28 February, 2006 09:28  
Blogger Who is this Dave? chimed in with...

Actually, I was trying to say that the responsibility of having a child is life-long, and there will always be times (even when they grow up and leave the nest) that we will worry about them.

Whilst we must love and care for them, we shouldn't let that care, or our fears for them, overwhelm us, or else we (and they) will never be able to enjoy any sort of quality of life.

28 February, 2006 10:58  
Anonymous Other Half chimed in with...

Just think about the impact your comments will have before making them.

28 February, 2006 11:11  
Blogger Luke chimed in with...

Just found your blog. Last para is a gem.Hahaha.

28 February, 2006 12:49  
Blogger the plate invigilator chimed in with...

I can totally sympathise. My fears about choking meant that my son only recently experienced his first chewy sweet (I think it was a Gummi Bear). Note: he is four and a half, with a fine set of teeth and far more common sense than me...

28 February, 2006 15:47  
Blogger mig bardsley chimed in with...

Well I sympathise too.
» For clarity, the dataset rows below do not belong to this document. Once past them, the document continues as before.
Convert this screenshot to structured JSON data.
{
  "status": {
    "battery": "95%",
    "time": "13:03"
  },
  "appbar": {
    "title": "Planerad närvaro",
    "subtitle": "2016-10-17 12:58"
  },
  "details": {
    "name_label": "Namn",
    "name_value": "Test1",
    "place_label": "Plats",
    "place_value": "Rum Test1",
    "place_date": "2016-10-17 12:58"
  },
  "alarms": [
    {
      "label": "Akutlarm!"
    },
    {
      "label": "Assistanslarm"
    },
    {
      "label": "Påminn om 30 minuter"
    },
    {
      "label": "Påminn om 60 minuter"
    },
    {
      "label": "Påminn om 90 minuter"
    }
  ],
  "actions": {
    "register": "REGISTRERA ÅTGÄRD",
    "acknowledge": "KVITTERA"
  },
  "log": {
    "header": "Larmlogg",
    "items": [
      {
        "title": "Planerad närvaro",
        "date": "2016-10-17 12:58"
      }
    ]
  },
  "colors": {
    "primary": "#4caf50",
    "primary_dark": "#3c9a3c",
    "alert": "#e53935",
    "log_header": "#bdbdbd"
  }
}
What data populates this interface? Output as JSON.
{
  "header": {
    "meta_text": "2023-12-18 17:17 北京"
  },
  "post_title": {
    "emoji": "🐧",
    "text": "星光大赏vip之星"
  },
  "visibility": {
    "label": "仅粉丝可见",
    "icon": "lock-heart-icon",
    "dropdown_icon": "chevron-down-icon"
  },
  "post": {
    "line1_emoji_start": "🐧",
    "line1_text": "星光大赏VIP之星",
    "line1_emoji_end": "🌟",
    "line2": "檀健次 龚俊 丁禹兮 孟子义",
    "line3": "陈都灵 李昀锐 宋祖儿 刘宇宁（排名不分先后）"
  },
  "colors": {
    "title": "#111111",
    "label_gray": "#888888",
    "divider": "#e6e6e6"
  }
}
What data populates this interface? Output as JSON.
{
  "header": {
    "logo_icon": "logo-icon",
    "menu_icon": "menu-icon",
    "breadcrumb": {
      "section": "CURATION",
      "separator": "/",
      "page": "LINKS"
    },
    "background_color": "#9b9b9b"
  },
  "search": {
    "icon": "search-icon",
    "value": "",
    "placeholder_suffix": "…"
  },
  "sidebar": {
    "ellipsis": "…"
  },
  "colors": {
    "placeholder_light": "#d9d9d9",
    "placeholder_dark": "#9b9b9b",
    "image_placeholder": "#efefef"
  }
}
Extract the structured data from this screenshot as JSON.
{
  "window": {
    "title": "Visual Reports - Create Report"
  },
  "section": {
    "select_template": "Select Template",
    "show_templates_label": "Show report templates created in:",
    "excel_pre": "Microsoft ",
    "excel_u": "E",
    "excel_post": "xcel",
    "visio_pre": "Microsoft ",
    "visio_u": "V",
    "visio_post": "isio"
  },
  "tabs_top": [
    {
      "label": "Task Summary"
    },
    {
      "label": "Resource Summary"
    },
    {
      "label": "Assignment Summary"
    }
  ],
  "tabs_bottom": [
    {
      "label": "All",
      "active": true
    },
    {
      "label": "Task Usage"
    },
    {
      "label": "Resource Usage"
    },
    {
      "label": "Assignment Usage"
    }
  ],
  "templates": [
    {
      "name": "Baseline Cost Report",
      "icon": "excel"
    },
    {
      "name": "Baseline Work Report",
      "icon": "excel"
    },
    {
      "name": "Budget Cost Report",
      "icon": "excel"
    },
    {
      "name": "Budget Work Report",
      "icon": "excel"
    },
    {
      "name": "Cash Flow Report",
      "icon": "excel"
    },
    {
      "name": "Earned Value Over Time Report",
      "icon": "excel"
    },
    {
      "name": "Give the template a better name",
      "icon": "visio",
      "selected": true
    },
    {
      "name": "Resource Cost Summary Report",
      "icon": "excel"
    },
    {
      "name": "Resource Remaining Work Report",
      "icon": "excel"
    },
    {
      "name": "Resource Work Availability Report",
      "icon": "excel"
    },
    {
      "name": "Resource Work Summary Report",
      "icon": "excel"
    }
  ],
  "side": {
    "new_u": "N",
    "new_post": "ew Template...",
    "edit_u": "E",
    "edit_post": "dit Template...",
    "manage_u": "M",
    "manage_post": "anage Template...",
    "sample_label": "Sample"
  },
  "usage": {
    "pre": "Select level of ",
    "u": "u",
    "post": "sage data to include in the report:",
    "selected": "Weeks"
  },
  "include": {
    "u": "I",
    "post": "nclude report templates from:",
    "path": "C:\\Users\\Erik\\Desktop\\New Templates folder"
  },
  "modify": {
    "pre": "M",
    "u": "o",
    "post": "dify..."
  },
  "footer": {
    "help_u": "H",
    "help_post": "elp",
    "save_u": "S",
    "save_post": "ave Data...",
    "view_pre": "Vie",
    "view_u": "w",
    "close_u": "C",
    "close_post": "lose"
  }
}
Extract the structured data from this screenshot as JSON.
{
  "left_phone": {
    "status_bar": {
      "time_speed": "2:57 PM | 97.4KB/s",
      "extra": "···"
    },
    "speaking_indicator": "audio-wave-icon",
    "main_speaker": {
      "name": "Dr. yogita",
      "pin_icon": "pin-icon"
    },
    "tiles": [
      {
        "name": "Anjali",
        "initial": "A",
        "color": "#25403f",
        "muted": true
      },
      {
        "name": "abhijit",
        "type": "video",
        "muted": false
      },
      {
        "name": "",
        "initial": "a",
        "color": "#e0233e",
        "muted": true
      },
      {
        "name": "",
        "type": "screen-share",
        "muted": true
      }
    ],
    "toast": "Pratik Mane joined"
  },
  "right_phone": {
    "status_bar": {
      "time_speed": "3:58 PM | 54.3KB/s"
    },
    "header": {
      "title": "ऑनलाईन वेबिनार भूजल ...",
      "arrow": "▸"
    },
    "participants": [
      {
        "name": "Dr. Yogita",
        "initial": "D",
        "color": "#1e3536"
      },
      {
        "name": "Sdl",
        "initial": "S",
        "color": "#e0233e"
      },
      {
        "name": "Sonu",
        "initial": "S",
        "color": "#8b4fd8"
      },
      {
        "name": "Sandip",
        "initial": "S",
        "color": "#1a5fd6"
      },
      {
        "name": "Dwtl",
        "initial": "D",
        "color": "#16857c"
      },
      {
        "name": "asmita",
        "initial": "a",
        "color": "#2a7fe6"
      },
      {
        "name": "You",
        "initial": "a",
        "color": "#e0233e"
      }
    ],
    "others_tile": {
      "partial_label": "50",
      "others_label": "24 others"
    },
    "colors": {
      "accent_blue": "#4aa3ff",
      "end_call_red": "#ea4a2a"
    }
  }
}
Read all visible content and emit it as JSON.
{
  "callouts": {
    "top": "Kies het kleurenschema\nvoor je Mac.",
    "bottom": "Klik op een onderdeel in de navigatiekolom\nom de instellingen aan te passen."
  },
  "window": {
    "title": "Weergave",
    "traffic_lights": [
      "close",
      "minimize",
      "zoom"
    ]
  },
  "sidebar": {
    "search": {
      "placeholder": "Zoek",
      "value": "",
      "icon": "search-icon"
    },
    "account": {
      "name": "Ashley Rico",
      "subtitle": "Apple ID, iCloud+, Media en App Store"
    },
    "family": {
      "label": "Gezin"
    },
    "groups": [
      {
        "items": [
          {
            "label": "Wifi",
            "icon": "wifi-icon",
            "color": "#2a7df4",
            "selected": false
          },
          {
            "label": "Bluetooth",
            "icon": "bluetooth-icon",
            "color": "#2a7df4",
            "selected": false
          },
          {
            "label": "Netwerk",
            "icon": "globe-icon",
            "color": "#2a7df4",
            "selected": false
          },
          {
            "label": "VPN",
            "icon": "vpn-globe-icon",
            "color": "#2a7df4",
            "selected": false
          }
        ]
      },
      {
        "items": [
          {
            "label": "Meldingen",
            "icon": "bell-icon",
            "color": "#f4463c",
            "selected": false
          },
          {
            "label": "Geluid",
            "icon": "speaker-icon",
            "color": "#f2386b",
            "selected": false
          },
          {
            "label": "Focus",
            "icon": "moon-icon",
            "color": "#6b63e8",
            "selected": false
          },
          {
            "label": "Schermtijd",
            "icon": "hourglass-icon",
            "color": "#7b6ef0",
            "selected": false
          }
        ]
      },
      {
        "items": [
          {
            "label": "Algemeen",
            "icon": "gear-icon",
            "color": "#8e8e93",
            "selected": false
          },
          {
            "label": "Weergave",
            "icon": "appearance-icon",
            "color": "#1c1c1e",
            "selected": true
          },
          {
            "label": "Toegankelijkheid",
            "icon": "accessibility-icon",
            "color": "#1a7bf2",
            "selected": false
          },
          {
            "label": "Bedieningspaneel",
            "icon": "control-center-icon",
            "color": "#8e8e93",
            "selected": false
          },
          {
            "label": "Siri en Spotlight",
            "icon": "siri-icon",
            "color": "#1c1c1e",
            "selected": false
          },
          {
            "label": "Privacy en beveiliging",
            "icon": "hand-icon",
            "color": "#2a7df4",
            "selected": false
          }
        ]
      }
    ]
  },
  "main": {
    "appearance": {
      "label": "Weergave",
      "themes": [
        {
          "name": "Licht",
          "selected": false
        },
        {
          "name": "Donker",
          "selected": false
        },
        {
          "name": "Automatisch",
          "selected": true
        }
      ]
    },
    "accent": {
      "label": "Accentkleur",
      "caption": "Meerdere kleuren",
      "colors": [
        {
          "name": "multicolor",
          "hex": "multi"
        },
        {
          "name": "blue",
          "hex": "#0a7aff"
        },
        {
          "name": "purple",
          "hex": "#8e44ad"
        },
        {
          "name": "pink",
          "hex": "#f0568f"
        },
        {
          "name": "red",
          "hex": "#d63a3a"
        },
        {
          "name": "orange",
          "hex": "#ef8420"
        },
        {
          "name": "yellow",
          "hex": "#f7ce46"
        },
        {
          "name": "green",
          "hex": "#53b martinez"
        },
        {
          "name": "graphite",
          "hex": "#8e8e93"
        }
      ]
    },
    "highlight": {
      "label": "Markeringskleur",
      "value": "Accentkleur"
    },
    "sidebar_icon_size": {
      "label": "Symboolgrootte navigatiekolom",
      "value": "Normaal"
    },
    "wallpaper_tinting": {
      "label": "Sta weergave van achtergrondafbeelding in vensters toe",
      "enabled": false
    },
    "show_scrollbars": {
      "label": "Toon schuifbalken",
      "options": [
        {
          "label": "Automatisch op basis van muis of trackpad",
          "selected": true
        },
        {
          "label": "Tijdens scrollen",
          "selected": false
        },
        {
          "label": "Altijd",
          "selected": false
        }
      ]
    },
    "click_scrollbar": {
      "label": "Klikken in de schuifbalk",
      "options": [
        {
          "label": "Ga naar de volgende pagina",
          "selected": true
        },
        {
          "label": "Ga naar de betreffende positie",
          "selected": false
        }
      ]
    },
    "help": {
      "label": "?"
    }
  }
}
Not that I worried much, too absent minded, but we had rubber bath mats, swimming arm bands, booster seats, and did road drill and dire warnings about strangers. And a few other bits and bobs too.
I think all that sort of stuff is just common sense.
But it's hard on you worrying all the time as well. Wish you could feel easier.

28 February, 2006 20:45  
Blogger Jemima chimed in with...

However, (the sobering voice of reason commences) have you fully worked through the consequences? it's all well and good providing armbands during swim sessions supervised by yourself and the lifeguards in regulation pools. What happens when Small Person goes for a dip in the local disused quarry without any flotation device and finds buoyancy a different kettle of fish, so to speak? What if she developed an allergy to baby monitors? There are terrors around every corner: think it through!

28 February, 2006 21:45  
Blogger Kirses chimed in with...

my mum thought that my 1 year old nephew would drown in the dog's water bowl, but my sister thought he was more likely to get tangled in the blind cords...he is 2 now.

01 March, 2006 21:20  
Blogger Torquy chimed in with...

Hey, Surly Girl, don't be so hard on yourself. My own Small Person just turned 20 and is - surprisingly - sane. I used to dream I sold him, and paid a witch to make him disappear,and thought I was the only person in the world so lacking in nurturing instincts. He survived, and after years of being even more scared than I was he is now refreshingly normal (as far as a 20-yrs-old can appear normal to one of the previous generation). Having learned to let him go, I now transfer my neurosis to my pets. They take it even better.